Friedrich Merz: Optimismus trotz Startschwierigkeiten bei Schwarz-Rot
Trotz eines turbulenten Auftakts der schwarz-roten Koalition zieht Kanzler Friedrich Merz eine erfreuliche Zwischenbilanz seiner Regierungstätigkeit. In seiner ersten Sommer-Pressekonferenz als Regierungschef beschwor der CDU-Chef den Zusammenhalt mit CSU und SPD und hob hervor, dass die Parteien eine normale Arbeitsbeziehung pflegen würden. Dies sei unerlässlich angesichts gescheiterter Abstimmungen, wie der Richterwahl im Bundestag und Spannungen bezüglich der Stromsteuer.
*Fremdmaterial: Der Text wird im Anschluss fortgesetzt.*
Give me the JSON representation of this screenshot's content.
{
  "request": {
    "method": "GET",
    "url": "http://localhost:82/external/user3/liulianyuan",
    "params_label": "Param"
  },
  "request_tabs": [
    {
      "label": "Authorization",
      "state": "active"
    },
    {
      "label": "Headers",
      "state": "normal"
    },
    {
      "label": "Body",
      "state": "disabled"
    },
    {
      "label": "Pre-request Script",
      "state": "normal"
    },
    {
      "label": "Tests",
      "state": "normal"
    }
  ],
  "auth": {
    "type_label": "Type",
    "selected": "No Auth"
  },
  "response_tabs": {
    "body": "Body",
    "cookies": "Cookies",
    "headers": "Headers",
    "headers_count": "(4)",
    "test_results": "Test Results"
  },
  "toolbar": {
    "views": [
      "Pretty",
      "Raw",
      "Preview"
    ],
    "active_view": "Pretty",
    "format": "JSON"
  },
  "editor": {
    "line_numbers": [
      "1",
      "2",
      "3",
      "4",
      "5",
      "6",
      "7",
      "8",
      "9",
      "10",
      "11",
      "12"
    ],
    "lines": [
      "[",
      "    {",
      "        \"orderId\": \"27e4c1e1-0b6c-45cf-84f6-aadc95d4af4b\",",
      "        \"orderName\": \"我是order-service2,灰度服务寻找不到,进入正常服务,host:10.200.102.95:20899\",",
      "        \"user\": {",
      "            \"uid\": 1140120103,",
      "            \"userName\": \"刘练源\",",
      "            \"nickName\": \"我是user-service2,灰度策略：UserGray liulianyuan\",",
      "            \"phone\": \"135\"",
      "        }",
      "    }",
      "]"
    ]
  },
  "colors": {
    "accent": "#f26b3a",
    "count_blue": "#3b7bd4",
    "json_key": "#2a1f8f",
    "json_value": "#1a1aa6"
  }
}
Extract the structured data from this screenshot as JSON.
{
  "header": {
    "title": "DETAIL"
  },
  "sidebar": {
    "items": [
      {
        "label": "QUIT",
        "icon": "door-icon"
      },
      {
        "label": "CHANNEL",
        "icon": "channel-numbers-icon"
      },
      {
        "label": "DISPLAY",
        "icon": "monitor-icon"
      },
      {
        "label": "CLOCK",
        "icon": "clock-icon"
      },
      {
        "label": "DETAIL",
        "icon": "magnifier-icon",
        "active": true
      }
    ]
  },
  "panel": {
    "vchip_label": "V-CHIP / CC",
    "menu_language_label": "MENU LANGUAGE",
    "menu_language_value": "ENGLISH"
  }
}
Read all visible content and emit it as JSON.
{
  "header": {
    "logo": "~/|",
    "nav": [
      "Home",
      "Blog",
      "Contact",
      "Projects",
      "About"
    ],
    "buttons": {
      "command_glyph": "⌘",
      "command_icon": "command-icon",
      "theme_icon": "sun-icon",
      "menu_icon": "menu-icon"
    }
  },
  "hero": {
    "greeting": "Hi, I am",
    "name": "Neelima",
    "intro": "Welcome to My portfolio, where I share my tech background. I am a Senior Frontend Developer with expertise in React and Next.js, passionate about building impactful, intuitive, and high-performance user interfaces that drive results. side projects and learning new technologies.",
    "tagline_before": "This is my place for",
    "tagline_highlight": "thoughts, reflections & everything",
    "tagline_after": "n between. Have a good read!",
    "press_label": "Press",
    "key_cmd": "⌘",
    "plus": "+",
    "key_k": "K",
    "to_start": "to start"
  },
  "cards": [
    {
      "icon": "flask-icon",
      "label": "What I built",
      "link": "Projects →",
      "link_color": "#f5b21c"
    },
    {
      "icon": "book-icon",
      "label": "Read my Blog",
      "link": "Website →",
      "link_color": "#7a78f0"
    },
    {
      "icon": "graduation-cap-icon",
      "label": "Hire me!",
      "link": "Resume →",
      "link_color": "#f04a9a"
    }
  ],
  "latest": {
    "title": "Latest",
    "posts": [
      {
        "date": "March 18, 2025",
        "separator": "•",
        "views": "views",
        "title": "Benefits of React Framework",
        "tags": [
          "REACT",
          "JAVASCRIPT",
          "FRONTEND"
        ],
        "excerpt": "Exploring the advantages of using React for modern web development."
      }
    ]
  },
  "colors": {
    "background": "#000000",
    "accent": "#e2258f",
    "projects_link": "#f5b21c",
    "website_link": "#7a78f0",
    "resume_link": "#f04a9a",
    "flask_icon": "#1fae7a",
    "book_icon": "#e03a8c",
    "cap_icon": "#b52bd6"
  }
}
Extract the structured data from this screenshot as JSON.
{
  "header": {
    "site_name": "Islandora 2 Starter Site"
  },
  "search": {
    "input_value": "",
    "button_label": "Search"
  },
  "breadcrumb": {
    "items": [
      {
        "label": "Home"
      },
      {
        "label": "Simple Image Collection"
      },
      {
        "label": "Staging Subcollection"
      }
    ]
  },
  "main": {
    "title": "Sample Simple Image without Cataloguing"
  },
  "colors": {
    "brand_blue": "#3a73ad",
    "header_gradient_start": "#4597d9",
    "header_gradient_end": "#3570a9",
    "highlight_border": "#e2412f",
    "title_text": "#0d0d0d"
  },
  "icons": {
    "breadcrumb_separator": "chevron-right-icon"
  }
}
Merz betonte, dass die Koalition mit Fairness und Partnerschaftlichkeit vorangehe. Zufrieden mit den bereits erzielten Fortschritten, plane er in Kürze eine kurze Sommerpause, um danach entschlossen den begonnenen Regierungskurs weiter zu verfolgen. Auch wenn der Start von Herausforderungen geprägt war, unterstreicht Merz die Stabilität der Koalition durch die solide Mehrheit im Bundestag.
Die Kanzlerwahl und kontroverse Themen wie die Richterwahl spiegeln die unsicheren Zeiten wider, so Merz, dennoch hätten man bemerkenswerte Erfolge in den ersten zehn Wochen erzielt. Reibungsverluste in einer Regierung seien nichts Ungewöhnliches und erforderten manchmal Anpassungen und Prozessverbesserungen. Die Zusammenarbeit mit SPD-Chef Lars Klingbeil verlaufe hervorragend und werde so fortgesetzt.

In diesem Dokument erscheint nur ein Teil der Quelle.